Павел решительно направился к огороду. Лена заметила его и, узнав, замерла. Напряженно, не отводя глаз, смотрела на приближающегося Кольцова.
Он переступил через завалившийся набок плетень, не глядя под ноги, прошагал по кучкам увядшей тыквенной ботвы и остановился перед ней. Павел старался смотреть ей прямо в лицо, но ощущал, что глаза каким-то непонятным образом, не подчиняясь ему, видят и легкий, выгоревший на солнце до белизны сарафан с глубоким вырезом, открывающим загорелую грудь, и крепкий женский стан, и смуглые босые ноги, чуть поросшие золотящимся на солнце пушком.
И опять он не мог понять, какого же цвета у нее глаза, хотя смотрел в упор. Опять исходивший от нее запах лишал его уверенности и самообладания, этот запах нагретых на солнце волос, здорового пота и, как казалось ему, горьковатый дух полыни, оставшийся еще со времен той давней ночи. Ее запах…
– Я догадалась, – сказала Лена, и голос ее, то ли от жажды, то ли от волнения, прозвучал низко и чуть хрипло. – Я догадалась, почему вы ушли так внезапно… Вы так сразу переменились, будто произошло что-то невероятное, а между тем я всего лишь рассказала, как погиб мой муж. Это вы убили его, да? Вы! – вдруг резко, фистулой вырвалось у нее. – Тогда, на станции!
«Вот все и кончено», – подумал Павел.
– Я не имею права оправдываться, – сказал он, не отводя глаз. – Да, все было так. Один из нас должен был убить другого. Неизбежно. Никакого иного исхода не могло быть. Я выполнял свой долг, он – свой. Мне просто больше повезло.

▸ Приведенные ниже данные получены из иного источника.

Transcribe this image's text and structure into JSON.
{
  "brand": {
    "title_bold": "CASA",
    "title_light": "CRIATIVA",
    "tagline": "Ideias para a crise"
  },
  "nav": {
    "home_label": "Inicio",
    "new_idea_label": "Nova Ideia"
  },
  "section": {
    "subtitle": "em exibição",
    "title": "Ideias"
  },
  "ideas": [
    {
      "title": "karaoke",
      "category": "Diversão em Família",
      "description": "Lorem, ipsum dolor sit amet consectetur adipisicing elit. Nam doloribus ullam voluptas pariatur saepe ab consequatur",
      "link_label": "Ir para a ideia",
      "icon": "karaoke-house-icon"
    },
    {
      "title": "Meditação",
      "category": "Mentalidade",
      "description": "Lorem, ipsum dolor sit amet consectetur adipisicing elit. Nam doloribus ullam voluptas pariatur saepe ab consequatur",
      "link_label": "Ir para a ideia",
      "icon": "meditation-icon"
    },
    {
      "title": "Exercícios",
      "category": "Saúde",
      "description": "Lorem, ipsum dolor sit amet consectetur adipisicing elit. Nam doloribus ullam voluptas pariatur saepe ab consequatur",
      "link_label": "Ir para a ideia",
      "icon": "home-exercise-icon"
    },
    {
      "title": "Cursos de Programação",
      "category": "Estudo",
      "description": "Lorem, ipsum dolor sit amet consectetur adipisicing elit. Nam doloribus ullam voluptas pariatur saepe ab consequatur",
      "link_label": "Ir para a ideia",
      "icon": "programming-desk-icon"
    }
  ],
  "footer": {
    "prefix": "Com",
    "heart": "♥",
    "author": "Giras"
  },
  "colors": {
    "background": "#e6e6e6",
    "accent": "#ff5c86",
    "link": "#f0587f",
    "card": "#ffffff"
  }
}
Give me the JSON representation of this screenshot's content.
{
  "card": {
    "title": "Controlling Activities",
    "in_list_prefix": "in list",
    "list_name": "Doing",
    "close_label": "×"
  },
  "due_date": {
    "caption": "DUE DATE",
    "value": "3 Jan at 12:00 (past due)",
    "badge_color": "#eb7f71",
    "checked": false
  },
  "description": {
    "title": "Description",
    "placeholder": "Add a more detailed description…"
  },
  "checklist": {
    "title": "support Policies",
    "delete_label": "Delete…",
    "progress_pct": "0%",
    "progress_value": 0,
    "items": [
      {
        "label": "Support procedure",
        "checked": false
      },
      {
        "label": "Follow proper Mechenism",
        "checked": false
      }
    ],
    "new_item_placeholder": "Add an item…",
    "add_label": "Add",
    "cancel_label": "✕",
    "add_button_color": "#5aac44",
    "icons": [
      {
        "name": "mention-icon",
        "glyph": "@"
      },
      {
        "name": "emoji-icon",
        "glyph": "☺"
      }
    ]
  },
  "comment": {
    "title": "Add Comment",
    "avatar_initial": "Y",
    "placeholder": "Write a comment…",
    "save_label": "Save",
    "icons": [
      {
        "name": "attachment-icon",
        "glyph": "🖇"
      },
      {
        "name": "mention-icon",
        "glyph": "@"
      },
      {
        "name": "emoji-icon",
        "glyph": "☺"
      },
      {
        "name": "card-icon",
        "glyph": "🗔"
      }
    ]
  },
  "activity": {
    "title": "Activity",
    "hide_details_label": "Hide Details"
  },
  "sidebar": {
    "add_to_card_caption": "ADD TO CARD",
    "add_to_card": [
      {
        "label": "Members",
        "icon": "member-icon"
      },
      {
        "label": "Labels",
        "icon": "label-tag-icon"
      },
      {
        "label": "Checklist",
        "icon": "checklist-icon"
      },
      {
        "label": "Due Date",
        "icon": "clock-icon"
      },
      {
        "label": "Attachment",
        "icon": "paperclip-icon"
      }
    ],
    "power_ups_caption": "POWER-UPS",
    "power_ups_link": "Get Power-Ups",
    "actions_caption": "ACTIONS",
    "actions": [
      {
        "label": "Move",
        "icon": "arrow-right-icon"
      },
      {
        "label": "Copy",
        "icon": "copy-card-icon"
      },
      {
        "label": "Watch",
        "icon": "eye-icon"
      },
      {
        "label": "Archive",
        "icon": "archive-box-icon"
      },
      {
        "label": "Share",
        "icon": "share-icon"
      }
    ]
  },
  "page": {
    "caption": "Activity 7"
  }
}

Павел помолчал и тихо добавил:
– Гражданская война злая и несправедливая… Разве вы не видите, что брат стреляет в брата, а сын – в отца? Я считаю, что я на правой стороне, кто-то – по-другому… Простите меня, если сможете. Случай свел меня с вашим мужем. Я не знал его имени… ничего не знал о нем. Война.
Он постоял, не зная, что еще добавить. Она молчала. Она была рядом, но стала недосягаемой, как будто находилась на другой стороне земли.
– Прощайте! – сказал Кольцов. Он сбросил вещмешок со снедью и деньгами прямо на кучку тыквенной ботвы и, повернувшись, зашагал прочь куда-то наугад, вдоль ручья, ощущая на себе ее взгляд и не желая оборачиваться, выпрашивать для себя иную долю.
Он прошел, должно быть, с полверсты, когда вспомнил, что Лену с детьми нужно переправить под Мерефу, к Фоме Ивановичу. Хоть между ними все кончено, те, кто шьет ему какое-то глупое дело, постараются соединить судьбу офицерской вдовы («А вдруг муж не убит, а где-то здесь прячется?») с его, Павла Кольцова, судьбой.
Павел осмотрелся и увидел неподалеку брошенное хмелевище: вверх возносились гладко оструганные, потемневшие от дождей жерди, а по толстым, крепким конопляным бечевкам, еще кое-где связывающим вершины жердей или тянущимся наискось вверх, ползли одичавшие жгуты хмеля. Шишки светились на солнце и остро и пряно пахли.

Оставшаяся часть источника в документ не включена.